If present, the following symptoms and indicators should raise special concern:

Rectal bleeding

It is important to note that constipation and abdominal pain are also indicators of irritable bowel syndrome.

How to deal with constipation

There are various approaches when dealing with how to deal with constipation, ranging from home remedies, lifestyle changes, and medications.

Constipation is a symptom and not necessarily a disease on its own, so it’s important to first be aware of the underlying reasons for the symptom to know how to deal with it effectively.

Constipation treatment seeks to control the amount and frequency of stools to encourage effective defecation.

Studies on both pharmaceutical and non-pharmacological therapies for constipation have been conducted to address drawbacks such as transitory and insufficient efficacy.

The first line of treatment for dealing with constipation is a non-pharmacological strategy, which involves educating the patient about the significance of lifestyle changes including diet and exercise levels.

If medical interventions are unsuccessful, laxatives, secretagogues (substances that increase secretion; examples are lubiprostone (Amitiza), linaclotide (Linzess), and plecanatide (Trulance), serotonergic agonists, and a variety of additional drugs should be administered. Surgery may be the only effective treatment for constipation if pharmaceutical measures are unsuccessful.

1. Diet and lifestyle changes

While considering how to deal with constipation, it is good to know that changes in diet and lifestyle can go a long way in dealing with constipation. These include:

Increasing your fiber intake: Consuming more fiber makes bowel movements more bulky and consistent, which makes them simpler to pass. In addition, it facilitates their quicker passage through the digestive tract. (8)

Don’t rush to increase your fiber intake at once because a sudden increase can cause bloating, so start slowly. In general, aim for 14 grams of fiber for every 1,000 calories in your daily diet.

Foods containing fiber include potatoes, beans, broccoli, dried fruits, nuts, apples, whole grains, and avocados, and for popcorn lovers; there’s one gram of fiber in every cup of popcorn, so it’s a good snack rich with fibers. (8)

2. Exercise regularly 

Avoid withholding a bowel movement, don’t be quick to leave the bathroom.

Fluid intake is a key to treatment. Patients are advised to drink at least eight glasses of water daily. Counseling may be required to achieve this goal.

3. Medications

Medicines used to relieve constipation are called laxatives.

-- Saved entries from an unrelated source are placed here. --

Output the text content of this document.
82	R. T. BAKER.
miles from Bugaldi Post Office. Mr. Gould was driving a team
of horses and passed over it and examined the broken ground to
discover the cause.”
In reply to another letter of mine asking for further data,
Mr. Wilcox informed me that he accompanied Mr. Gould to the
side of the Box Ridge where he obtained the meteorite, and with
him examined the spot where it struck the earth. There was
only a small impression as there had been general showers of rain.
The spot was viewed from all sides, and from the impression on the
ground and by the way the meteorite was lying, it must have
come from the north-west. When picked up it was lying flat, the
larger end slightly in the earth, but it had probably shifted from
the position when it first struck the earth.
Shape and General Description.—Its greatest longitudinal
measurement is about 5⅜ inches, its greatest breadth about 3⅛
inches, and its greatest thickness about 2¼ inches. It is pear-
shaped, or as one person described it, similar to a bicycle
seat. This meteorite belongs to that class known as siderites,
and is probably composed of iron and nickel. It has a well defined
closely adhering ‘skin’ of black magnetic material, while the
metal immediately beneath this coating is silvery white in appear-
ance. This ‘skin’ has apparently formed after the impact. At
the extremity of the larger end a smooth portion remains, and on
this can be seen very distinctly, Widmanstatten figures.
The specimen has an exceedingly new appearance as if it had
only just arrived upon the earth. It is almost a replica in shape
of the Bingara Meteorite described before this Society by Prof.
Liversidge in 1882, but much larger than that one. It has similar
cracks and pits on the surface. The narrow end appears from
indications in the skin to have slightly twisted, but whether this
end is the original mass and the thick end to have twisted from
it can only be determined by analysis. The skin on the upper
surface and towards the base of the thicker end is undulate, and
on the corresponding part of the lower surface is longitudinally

A summary of the laxatives you’ll find is:

  • Stimulant laxatives the best of them include bisacodyl and genocides
  • Polyethylene glycol

By luring water into the colon, polyethene glycol (MiraLax and generic) softens the faeces and stimulates the walls of the intestine to propel it along.

Many doctors and patients choose it first because of its effectiveness and safety.

The American Journal of Gastroenterology recently released an analysis of 41 over-the-counter laxative studies that revealed strong evidence that polyethene glycol effectively treats chronic constipation while having few negative effects.

It performed better than prescription laxatives, according to the analysis.

To ensure that it begins working after your breakfast the following morning, it is advised to take it after dinner. Before you notice a change in your bowel movements, it can take a few days.

4. Suppository laxatives

Fleet Glycerin Suppository and Dulcolax Medicated Laxative Suppository are two examples of suppository laxatives that often start working within an hour. They can aid with occasional constipation but aren’t meant for daily use.

Conclusion

In conclusion, surgery is typically only used to assess the underlying causes of constipation. Operative therapy for children with constipation involves colonic resection, sacral stimulation of nerves, and antegrade continence enemas.

When a patient’s constipation has an underlying psychological reason, surgical intervention should be avoided.